We’ve averaged $1.5 million in rent from this facility over the last 12 years. When you’re operating a $200 million operation (referring to the Rec and Parks department’s overall budget) that’s not a huge risk. It’s a risk, but it’s not a huge risk.
It’s a risk of making less than you would have with a renewal of Nederlander’s contract.
There’s a potential for that. I think the risk is small. Very small.
It’s the Greek Theatre. It’s an iconic venue that artists want to play. And I think with the promoters that are interested in putting acts there, we’re not going to have any issues of putting talent there.
What happens to the tens of millions of dollars that were planned for capital improvements?
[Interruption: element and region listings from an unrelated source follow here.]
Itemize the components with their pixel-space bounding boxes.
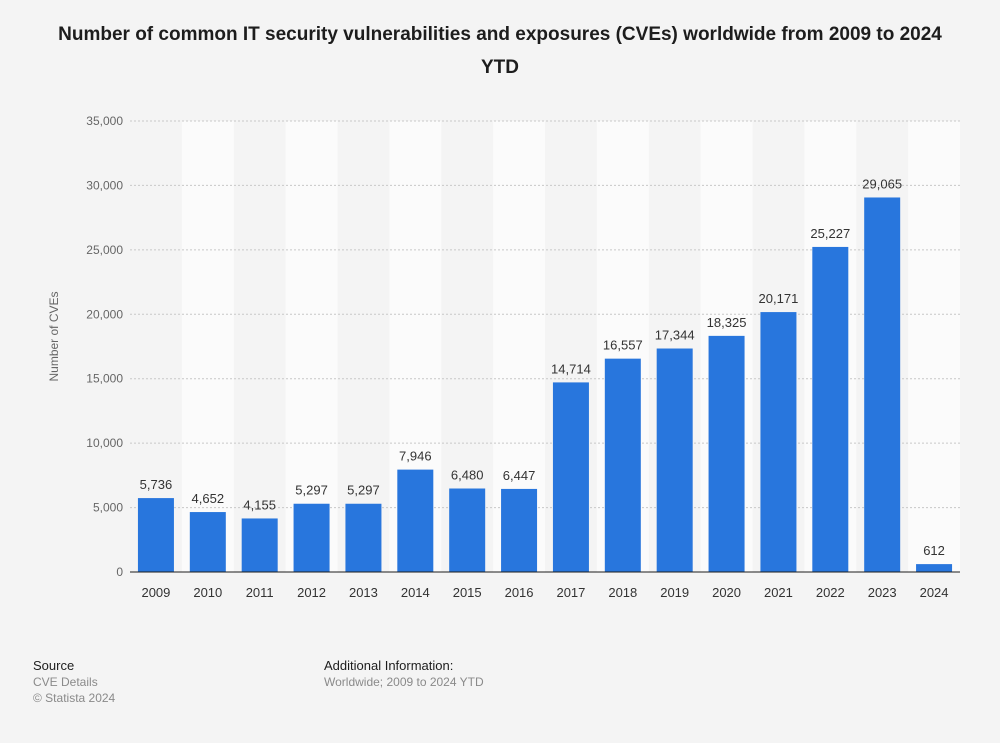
y-tick-label: 20,000: [86, 307, 123, 321]
column-band: [908, 121, 960, 572]
bar: [916, 564, 953, 572]
source-name[interactable]: CVE Details: [33, 675, 98, 689]
value-label: 18,325: [707, 315, 747, 330]
value-label: 6,480: [451, 468, 484, 483]
bar: [812, 246, 849, 573]
y-tick-label: 0: [116, 565, 123, 579]
copyright: © Statista 2024: [33, 691, 116, 705]
x-tick-label: 2022: [816, 585, 845, 600]
x-tick-label: 2024: [920, 585, 949, 600]
x-tick-label: 2019: [660, 585, 689, 600]
bar: [501, 488, 538, 572]
x-tick-label: 2023: [868, 585, 897, 600]
bar: [864, 197, 901, 572]
x-tick-label: 2015: [453, 585, 482, 600]
x-tick-label: 2013: [349, 585, 378, 600]
y-tick-label: 35,000: [86, 114, 123, 128]
source-block: Source CVE Details © Statista 2024: [33, 658, 115, 706]
x-tick-label: 2010: [193, 585, 222, 600]
bar: [293, 503, 330, 572]
value-label: 25,227: [810, 226, 850, 241]
source-heading: Source: [33, 658, 75, 673]
value-label: 5,297: [347, 483, 380, 498]
y-tick-label: 5,000: [93, 501, 123, 515]
additional-info-block: Additional Information: Worldwide; 2009 …: [324, 658, 484, 690]
value-label: 6,447: [503, 468, 536, 483]
additional-info-heading: Additional Information:: [324, 658, 454, 673]
bar: [397, 469, 434, 572]
value-label: 5,736: [140, 477, 173, 492]
bar: [552, 382, 589, 572]
y-tick-label: 10,000: [86, 436, 123, 450]
y-tick-label: 15,000: [86, 372, 123, 386]
x-tick-label: 2018: [608, 585, 637, 600]
bar: [656, 348, 693, 572]
bar: [241, 518, 278, 572]
x-tick-label: 2020: [712, 585, 741, 600]
bar: [345, 503, 382, 572]
y-axis-ticks: 0 5,000 10,000 15,000 20,000 25,000 30,000 35,0…: [86, 114, 123, 579]
value-label: 20,171: [759, 291, 799, 306]
x-tick-label: 2012: [297, 585, 326, 600]
value-label: 14,714: [551, 361, 591, 376]
x-tick-label: 2014: [401, 585, 430, 600]
value-label: 29,065: [862, 176, 902, 191]
bar: [189, 512, 226, 572]
y-axis-label: Number of CVEs: [47, 291, 61, 381]
x-tick-label: 2021: [764, 585, 793, 600]
x-tick-label: 2011: [246, 585, 274, 600]
additional-info-text: Worldwide; 2009 to 2024 YTD: [324, 675, 484, 689]
value-label: 4,155: [243, 497, 276, 512]
value-labels: 5,736 4,652 4,155 5,297 5,297 7,946 6,480 6,447…: [140, 176, 945, 558]
y-tick-label: 25,000: [86, 243, 123, 257]
column-band: [285, 121, 338, 572]
bars: [137, 197, 953, 573]
value-label: 7,946: [399, 449, 432, 464]
x-axis-ticks: 2009 2010 2011 2012 2013 2014 2015 2016 2017 2018…: [141, 585, 948, 600]
value-label: 16,557: [603, 338, 643, 353]
bar: [604, 358, 641, 572]
chart-title: Number of common IT security vulnerabili…: [58, 24, 942, 78]
value-label: 4,652: [192, 491, 225, 506]
y-tick-label: 30,000: [86, 178, 123, 192]
x-tick-label: 2017: [556, 585, 585, 600]
column-band: [181, 121, 234, 572]
value-label: 17,344: [655, 328, 695, 343]
value-label: 5,297: [295, 483, 328, 498]
bar: [449, 488, 486, 572]
x-tick-label: 2016: [505, 585, 534, 600]
value-label: 612: [923, 543, 945, 558]
x-tick-label: 2009: [141, 585, 170, 600]
bar: [760, 312, 797, 572]
bar: [708, 335, 745, 572]
bar: [137, 498, 174, 572]
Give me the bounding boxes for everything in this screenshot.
We believe that our net revenue will be between $3 million and $4.8 million depending on how many events we do. We’ll take a percentage of that net revenue and set it aside for capital improvements so that we have a sustainable funding stream that will ultimately go back into the facility and hopefully increase more revenue. The only difference with the RFP is that there was a one-time slam of money.
Over $20 million.
A lot of money actually, and I agree and think it’s a fair comment. I don’t have that ability. But we are creating a sustainable source of funding and may be able to do that in five or six years. Until then, we’ll take good care of the facility.
But big plans, like restoring the original Greek columns or changing the roof, are essentially off the table now?
Yes. We are going to do a historic structures report, which is required by the (California Environmental Qualities Act). That’s just a report used to guide what kind of future changes we’d make at the venue. Whether we continue to operate it, or someone else comes in, it’s still going to be a valuable report for the department to have. You can’t make major modifications to a historical facility without one. In the previous RFP we expected (the winning bidder) to do it, but now we’re just going to do it ourselves. Regardless of what happens in the future, that will be a beneficial document.
Does the open venue plan have to be approved by the City Council?
The action today does not require action of the City Council; however, the City Council can still assert jurisdiction if it chooses to. They certainly have the authority to do that.
Long term, is the plan still to put the Greek back up for an RFP and eventually bring it back under exclusive management?
We’re going to do it a year, we’re going to evaluate it and from there we’re going to decide what we do. A new RFP is still on the table. In fact, we’re going to still work on preparing a document — we want to be ready if we decide to go that way. But everything is still on the table.